By Jörn Poltz
(Reuters) – Former Audi boss Rupert Stadler was handed a suspended sentence of one year and nine months by a Munich court on Tuesday for fraud by negligence in the 2015 diesel scandal, becoming the first former Volkswagen board member to receive such a sentence.
The ex-boss was fined 1.1 million euros ($1.20 million), which will go to the state treasury and non-governmental organisations, the court said.
The sentence is in the middle of the 1.5-2 year timeframe the judge had said the former CEO would face if he confessed to the charge.
His lawyer Ulrike Thole-Groll said in May that Stadler did not know that vehicles had been manipulated and buyers had been harmed, but recognised it was a possibility and accepted that there was a need for more care.
Prosecutors had originally wanted a 2-million-euro fine, citing Stadler’s salaries at Audi and Volkswagen and his financial and real estate assets.
Stadler’s trial, one of the most prominent court proceedings in the aftermath of the diesel scandal, has been ongoing since 2020.
Audi’s parent group Volkswagen and Audi admitted in 2015 to having used illegal software to cheat on emissions tests.
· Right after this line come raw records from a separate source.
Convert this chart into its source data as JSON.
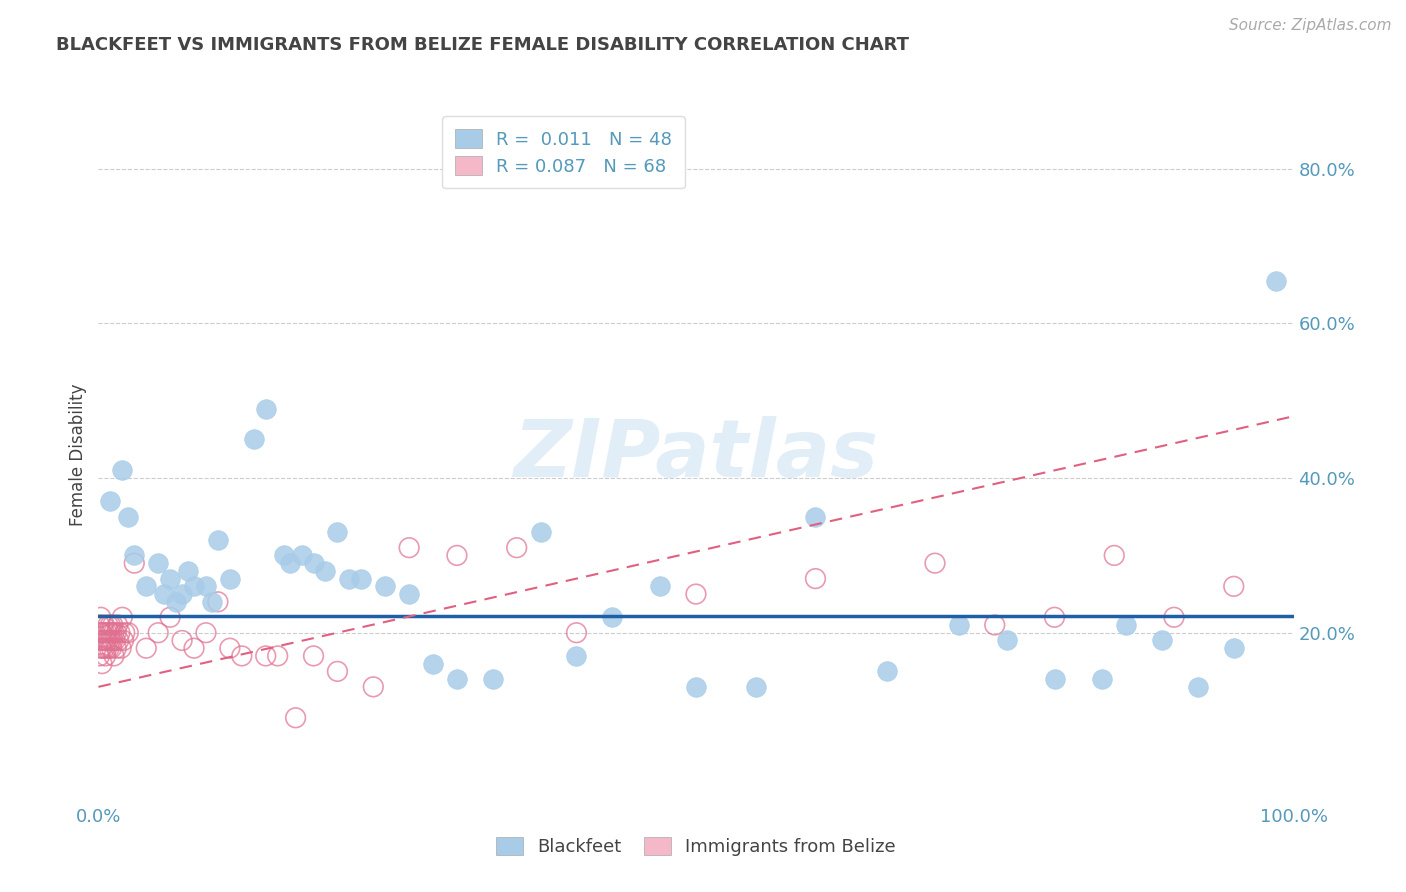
{
  "title": "BLACKFEET VS IMMIGRANTS FROM BELIZE FEMALE DISABILITY CORRELATION CHART",
  "source": "Source: ZipAtlas.com",
  "ylabel": "Female Disability",
  "color_blue": "#a8cce8",
  "color_pink": "#f5b8c8",
  "color_blue_line": "#1f5fa6",
  "color_pink_line": "#e06080",
  "color_pink_outline": "#e07090",
  "background": "#ffffff",
  "grid_color": "#cccccc",
  "title_color": "#444444",
  "axis_label_color": "#5599bb",
  "watermark_color": "#c5dff0",
  "watermark": "ZIPatlas",
  "xlim": [
    0.0,
    1.0
  ],
  "ylim": [
    -0.02,
    0.88
  ],
  "blue_line_y": 0.222,
  "pink_line_y0": 0.13,
  "pink_line_y1": 0.48,
  "blue_x": [
    0.01,
    0.02,
    0.025,
    0.03,
    0.04,
    0.05,
    0.055,
    0.06,
    0.065,
    0.07,
    0.075,
    0.08,
    0.09,
    0.095,
    0.1,
    0.11,
    0.13,
    0.14,
    0.155,
    0.16,
    0.17,
    0.18,
    0.19,
    0.2,
    0.21,
    0.22,
    0.24,
    0.26,
    0.28,
    0.3,
    0.33,
    0.37,
    0.4,
    0.43,
    0.47,
    0.5,
    0.55,
    0.6,
    0.66,
    0.72,
    0.76,
    0.8,
    0.84,
    0.86,
    0.89,
    0.92,
    0.95,
    0.985
  ],
  "blue_y": [
    0.37,
    0.41,
    0.35,
    0.3,
    0.26,
    0.29,
    0.25,
    0.27,
    0.24,
    0.25,
    0.28,
    0.26,
    0.26,
    0.24,
    0.32,
    0.27,
    0.45,
    0.49,
    0.3,
    0.29,
    0.3,
    0.29,
    0.28,
    0.33,
    0.27,
    0.27,
    0.26,
    0.25,
    0.16,
    0.14,
    0.14,
    0.33,
    0.17,
    0.22,
    0.26,
    0.13,
    0.13,
    0.35,
    0.15,
    0.21,
    0.19,
    0.14,
    0.14,
    0.21,
    0.19,
    0.13,
    0.18,
    0.655
  ],
  "pink_x": [
    0.001,
    0.001,
    0.001,
    0.002,
    0.002,
    0.002,
    0.003,
    0.003,
    0.003,
    0.004,
    0.004,
    0.005,
    0.005,
    0.006,
    0.006,
    0.007,
    0.007,
    0.008,
    0.008,
    0.009,
    0.009,
    0.01,
    0.01,
    0.011,
    0.011,
    0.012,
    0.012,
    0.013,
    0.013,
    0.014,
    0.015,
    0.015,
    0.016,
    0.017,
    0.018,
    0.019,
    0.02,
    0.021,
    0.022,
    0.025,
    0.03,
    0.04,
    0.05,
    0.06,
    0.07,
    0.08,
    0.09,
    0.1,
    0.11,
    0.12,
    0.14,
    0.15,
    0.165,
    0.18,
    0.2,
    0.23,
    0.26,
    0.3,
    0.35,
    0.4,
    0.5,
    0.6,
    0.7,
    0.75,
    0.8,
    0.85,
    0.9,
    0.95
  ],
  "pink_y": [
    0.21,
    0.19,
    0.17,
    0.22,
    0.2,
    0.18,
    0.2,
    0.18,
    0.16,
    0.21,
    0.19,
    0.2,
    0.18,
    0.19,
    0.17,
    0.2,
    0.18,
    0.21,
    0.19,
    0.2,
    0.18,
    0.21,
    0.19,
    0.2,
    0.18,
    0.21,
    0.19,
    0.2,
    0.17,
    0.19,
    0.2,
    0.18,
    0.21,
    0.19,
    0.2,
    0.18,
    0.22,
    0.19,
    0.2,
    0.2,
    0.29,
    0.18,
    0.2,
    0.22,
    0.19,
    0.18,
    0.2,
    0.24,
    0.18,
    0.17,
    0.17,
    0.17,
    0.09,
    0.17,
    0.15,
    0.13,
    0.31,
    0.3,
    0.31,
    0.2,
    0.25,
    0.27,
    0.29,
    0.21,
    0.22,
    0.3,
    0.22,
    0.26
  ]
}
According to prosecutors, engineers manipulated engines in such a way that they complied with legal exhaust emission values on the test bench but not on the road. Stadler was accused of failing to stop the sale of the manipulated cars after the scandal became known.
He had previously rejected the allegations.
Former Audi executive Wolfgang Hatz, also on trial with Stadler, was sentenced to a two-year suspended sentence with a 400,000 euro fine, while the third defendant – engineer Giovanni P. – was handed a year and nine months and a 50,000 euro fine.
The prosecutor’s office and the accused can appeal until July 4.